Schaakpuzzel voor de jeugd (25)

Door het coronavirus hebben de schaakverenigingen geen clubavonden meer. Niet voor de senioren en niet voor de jeugd. Maar dat betekent niet dat meisjes en jongens niet kunnen schaken. Speciaal voor de jeugd zal Caïssa-Eenhoorn de komende tijd elke dag (behalve zaterdag) een schaakpuzzel op de website plaatsen.

Carel Mann was de eerste Nederlandse schaakcomponist met internationale faam. In 1892 begon de Haarlemse schaakliefhebber met het componeren van probleemstellingen en eindspelstudies. Hij is op 23 juli 1871 in Amsterdam geboren en op 30 november 1928 in Den Haag overleden.

Na zijn schoolperiode werkte hij in de slagerij van zijn vader en had kort na de eeuwwisseling een eigen slagerij. Uit het Haarlem’s Dagblad van 22 november 1901: ,,Een nieuwe Vleeschhouwerij. Het Houtplein heeft er veel bij gewonnen sedert het terrein van de Kraton, voor een deel althans, is volgebouwd. Wij kennen allen het mooie, stoere hoekhuis dat de gapende, open plek thans vult. Thans heeft de heer C. C. W. Mann er een vleeschhouwerij in geopend, die uitmunt door zindelijkheid en bij gebruik ook moet bevallen door goede waar.’’

Enkele jaren later begon Anthonie van Eelde uit Alkmaar met een schaakrubriek in het blad Op de Hoogte (‘maandtijdschrift voor de huiskamer’). Hij was een probleemstelling van A. Uršič uit St. Lorenz, geplaatst in een Münchner Neueste Nachrichten uit 1906, tegengekomen en die leek verdacht veel op een compositie van Carel Mann. De Alkmaarder ging ervan uit dat de Duitser geen plagiaat pleegde, maar noemde het meer ‘onbewuste navolging’. Aan het eind van een lang betoog kwam hij met een advies. ,,Het is o.i. daarom zoo gewenscht een eenvoudig probleem niet zonder ‘ruggespraak’ te laten uitgaan, omdat de gevolgen zoo onaangenaam zijn, indien later blijkt dat het probleem een voorganger gehad heeft. Immers, het is even moeilijk te bewijzen dat er plagiaat gepleegd is als aan te toonen dat er slechts van onbewuste navolging sprake is. Deze overweging nu zal o.i. den geroutineerden componist knorrig stemmen en den jongeren ontmoedigen, nadat zij een probleem hebben gepubliceerd dat bleek een voorganger te hebben. Daarom meenen wij allen componisten die een eenvoudig probleem wenschen te publiceeren, den welgemeenden raad te mogen geven: bezint eer gij begint!’’

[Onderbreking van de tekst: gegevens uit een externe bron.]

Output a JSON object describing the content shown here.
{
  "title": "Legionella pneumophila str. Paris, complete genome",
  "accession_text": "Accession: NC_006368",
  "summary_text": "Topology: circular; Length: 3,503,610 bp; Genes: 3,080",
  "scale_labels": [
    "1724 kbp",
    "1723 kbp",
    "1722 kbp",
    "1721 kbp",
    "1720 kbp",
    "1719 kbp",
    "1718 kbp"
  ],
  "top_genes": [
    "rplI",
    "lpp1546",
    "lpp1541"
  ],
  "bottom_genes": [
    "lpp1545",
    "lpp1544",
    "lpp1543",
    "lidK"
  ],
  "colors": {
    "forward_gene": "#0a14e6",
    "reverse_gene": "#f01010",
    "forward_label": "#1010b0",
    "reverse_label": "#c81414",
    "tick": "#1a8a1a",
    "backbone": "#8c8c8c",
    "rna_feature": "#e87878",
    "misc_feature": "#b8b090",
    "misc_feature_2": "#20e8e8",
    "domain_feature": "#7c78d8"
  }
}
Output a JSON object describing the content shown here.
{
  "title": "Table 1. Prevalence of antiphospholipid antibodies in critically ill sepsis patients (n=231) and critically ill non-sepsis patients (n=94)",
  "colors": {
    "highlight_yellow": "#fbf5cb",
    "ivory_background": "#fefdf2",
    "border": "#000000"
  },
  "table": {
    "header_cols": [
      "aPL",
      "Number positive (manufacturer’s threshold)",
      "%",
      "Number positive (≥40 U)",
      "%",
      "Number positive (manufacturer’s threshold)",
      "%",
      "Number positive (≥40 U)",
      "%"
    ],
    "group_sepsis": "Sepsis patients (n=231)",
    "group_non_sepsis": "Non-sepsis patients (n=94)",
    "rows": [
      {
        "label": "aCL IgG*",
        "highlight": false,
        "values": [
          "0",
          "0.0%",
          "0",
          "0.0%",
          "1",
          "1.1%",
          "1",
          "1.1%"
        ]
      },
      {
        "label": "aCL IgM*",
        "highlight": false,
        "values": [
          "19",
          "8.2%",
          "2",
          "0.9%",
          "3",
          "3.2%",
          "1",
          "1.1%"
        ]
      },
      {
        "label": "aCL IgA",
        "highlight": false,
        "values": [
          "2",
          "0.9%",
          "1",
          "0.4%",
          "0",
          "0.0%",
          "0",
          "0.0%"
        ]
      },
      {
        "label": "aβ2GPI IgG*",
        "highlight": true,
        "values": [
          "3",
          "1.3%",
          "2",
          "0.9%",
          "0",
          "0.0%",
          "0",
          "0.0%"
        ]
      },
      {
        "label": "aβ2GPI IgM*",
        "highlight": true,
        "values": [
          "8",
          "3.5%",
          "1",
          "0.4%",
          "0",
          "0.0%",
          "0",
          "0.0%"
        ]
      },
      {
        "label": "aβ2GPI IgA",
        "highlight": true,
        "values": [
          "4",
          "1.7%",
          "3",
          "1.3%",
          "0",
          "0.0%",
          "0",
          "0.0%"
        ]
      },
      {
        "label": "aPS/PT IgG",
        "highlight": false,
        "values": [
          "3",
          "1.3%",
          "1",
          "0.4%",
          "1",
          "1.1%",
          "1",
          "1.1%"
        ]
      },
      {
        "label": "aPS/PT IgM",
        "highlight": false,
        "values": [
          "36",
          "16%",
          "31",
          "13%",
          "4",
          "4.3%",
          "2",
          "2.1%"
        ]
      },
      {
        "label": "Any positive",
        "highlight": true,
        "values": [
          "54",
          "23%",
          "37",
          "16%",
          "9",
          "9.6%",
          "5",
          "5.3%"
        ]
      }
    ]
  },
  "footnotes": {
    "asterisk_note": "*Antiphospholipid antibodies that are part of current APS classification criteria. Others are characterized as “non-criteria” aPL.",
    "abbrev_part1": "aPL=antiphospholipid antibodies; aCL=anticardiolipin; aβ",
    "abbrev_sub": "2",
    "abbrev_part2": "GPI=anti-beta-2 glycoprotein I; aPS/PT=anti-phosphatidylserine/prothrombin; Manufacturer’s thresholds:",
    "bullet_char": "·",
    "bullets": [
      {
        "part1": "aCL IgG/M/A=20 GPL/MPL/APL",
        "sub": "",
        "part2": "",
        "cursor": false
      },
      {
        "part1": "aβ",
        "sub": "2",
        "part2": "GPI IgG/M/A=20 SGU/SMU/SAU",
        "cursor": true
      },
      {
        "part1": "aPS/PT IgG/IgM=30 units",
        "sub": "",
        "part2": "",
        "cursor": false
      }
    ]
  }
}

In het begin van de twintigste eeuw had schakend Nederland overigens twee bonden. Het Nederlandsch Schaaktijdschrift was het blad van de Nieuwe Nederlandsche Schaakbond (die overigens maar twee jaar heeft bestaan). Daarin stond onderstaande probleemstelling van Carel Mann.

Wit aan zet geeft mat in twee.

 

De oplossing van gisteren: 1. Df3 (dreigt met Pg7#). Na … Dxf3 speelt wit 2. Pxd6#, ook na … Dg1 en … Kf7. Op … Kd7 volgt 2. Pg7#.